$ x > y \implies -x < -y$, why?

Question

Following property, perhaps, is something that everyone learns in introductory math courses:

If $x > y$ then $-x < -y$.

While it may seem obvious, but well, why exactly is it true?

In other words, suppose someone asserts $\exists x \exists y(x> y \land -x ≥ -y)$, how do you disprove it?

Answer 1

To disprove the hypothetical assertion, I would add $x+y$ to both sides of the inequality $-x\ge-y,$ to obtain $y\ge x,$ contradicting $x>y.$ A similar approach lets you prove $-x<-y$ rigorously from $x>y.$

As for the intuition behind it, $x>y$ means that $x$ is to the right of $y$ on the number line (under the convention of increasing from left to right). $-x$ is the number on the number line that is the same distance from $0$ as $x$ is, but on the opposite side; likewise with $-y.$ Put another way, we can consider $-x$ and $-y$ to be the reflections of $x$ and $y$ (respectively) across $0.$ This reflection reverses the orientations, so that $-x$ is to the left of $-y,$ meaning $-x<-y.$

Answer 2

I would add $-x-y$ to both sides of $x >y$ to get $-y >-x$ which is equivalent to $-x <-y$.

Answer 3

Note: $(-x),(-y)$ are the additive inverses of x,y resp., i.e.

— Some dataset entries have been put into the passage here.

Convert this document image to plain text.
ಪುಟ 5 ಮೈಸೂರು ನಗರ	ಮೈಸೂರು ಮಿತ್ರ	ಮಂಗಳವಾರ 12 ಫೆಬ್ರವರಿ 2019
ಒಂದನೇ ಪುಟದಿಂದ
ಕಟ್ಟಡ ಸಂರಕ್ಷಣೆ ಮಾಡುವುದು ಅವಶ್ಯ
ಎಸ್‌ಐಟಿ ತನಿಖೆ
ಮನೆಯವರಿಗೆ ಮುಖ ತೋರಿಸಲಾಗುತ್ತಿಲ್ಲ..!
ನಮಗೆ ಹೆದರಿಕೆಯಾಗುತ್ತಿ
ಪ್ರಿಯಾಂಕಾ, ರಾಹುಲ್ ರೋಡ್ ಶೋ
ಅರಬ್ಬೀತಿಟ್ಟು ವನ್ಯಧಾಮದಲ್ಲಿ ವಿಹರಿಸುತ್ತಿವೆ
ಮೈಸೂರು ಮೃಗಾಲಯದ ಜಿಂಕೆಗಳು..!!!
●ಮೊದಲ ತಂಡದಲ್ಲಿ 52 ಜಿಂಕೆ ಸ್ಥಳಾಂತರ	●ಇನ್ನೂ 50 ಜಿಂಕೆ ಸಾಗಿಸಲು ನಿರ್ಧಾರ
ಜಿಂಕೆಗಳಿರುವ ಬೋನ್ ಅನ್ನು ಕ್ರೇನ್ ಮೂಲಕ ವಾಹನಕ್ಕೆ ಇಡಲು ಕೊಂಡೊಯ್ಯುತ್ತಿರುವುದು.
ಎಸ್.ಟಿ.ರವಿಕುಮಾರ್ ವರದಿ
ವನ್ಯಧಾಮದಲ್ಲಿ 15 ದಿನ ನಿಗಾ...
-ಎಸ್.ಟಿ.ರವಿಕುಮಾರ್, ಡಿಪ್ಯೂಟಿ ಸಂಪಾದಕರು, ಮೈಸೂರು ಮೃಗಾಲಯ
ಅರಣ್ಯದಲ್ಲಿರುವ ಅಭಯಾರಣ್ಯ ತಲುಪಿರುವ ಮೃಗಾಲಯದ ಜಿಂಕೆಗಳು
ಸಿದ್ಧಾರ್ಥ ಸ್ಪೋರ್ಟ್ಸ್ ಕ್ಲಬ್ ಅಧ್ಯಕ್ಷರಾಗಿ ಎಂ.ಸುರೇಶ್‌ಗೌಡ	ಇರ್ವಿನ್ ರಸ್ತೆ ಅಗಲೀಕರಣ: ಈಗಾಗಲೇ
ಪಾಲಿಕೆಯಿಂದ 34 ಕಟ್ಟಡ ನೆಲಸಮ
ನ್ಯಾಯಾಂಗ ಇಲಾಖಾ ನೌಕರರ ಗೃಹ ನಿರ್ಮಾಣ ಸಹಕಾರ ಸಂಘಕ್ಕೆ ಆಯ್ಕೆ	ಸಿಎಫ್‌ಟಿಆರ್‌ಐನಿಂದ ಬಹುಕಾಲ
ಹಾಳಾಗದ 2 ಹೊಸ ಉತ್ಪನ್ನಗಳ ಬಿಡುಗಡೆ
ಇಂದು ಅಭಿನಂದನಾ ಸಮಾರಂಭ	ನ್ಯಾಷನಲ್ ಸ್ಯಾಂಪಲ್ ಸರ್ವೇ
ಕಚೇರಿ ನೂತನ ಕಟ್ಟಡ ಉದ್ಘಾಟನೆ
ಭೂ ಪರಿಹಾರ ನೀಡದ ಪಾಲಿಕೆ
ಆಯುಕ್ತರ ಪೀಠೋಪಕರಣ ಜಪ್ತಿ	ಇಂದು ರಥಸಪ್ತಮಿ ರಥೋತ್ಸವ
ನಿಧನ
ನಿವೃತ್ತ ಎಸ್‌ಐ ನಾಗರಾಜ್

$(-x)+x=0$; and $(-y)+y=0$.

Translational invariance:

$(-x)+x >(-x)+y;$

$0>(-x)+y$;

Translational invariance::

$0+(-y) >((-x)+y)+(-y);$

$(-y) >(-x)+ (y+(-y))$;(associativity)

$ (-y) > (-x) +0=(-x);$

Answer 4

Recall that $x>y$ means that $$ x-y>0. $$ But then $$ -(x-y)=y-x=(-x)-(-y)<0, $$ i.e. $-y>-x$.

Answer 5

See $3 >2$ but $-3 <-2$ when you multiply or divide an inequation by a negative quantity the sign of the inequation changes. If the multiplying quantity is positive the sign of inequation does not change.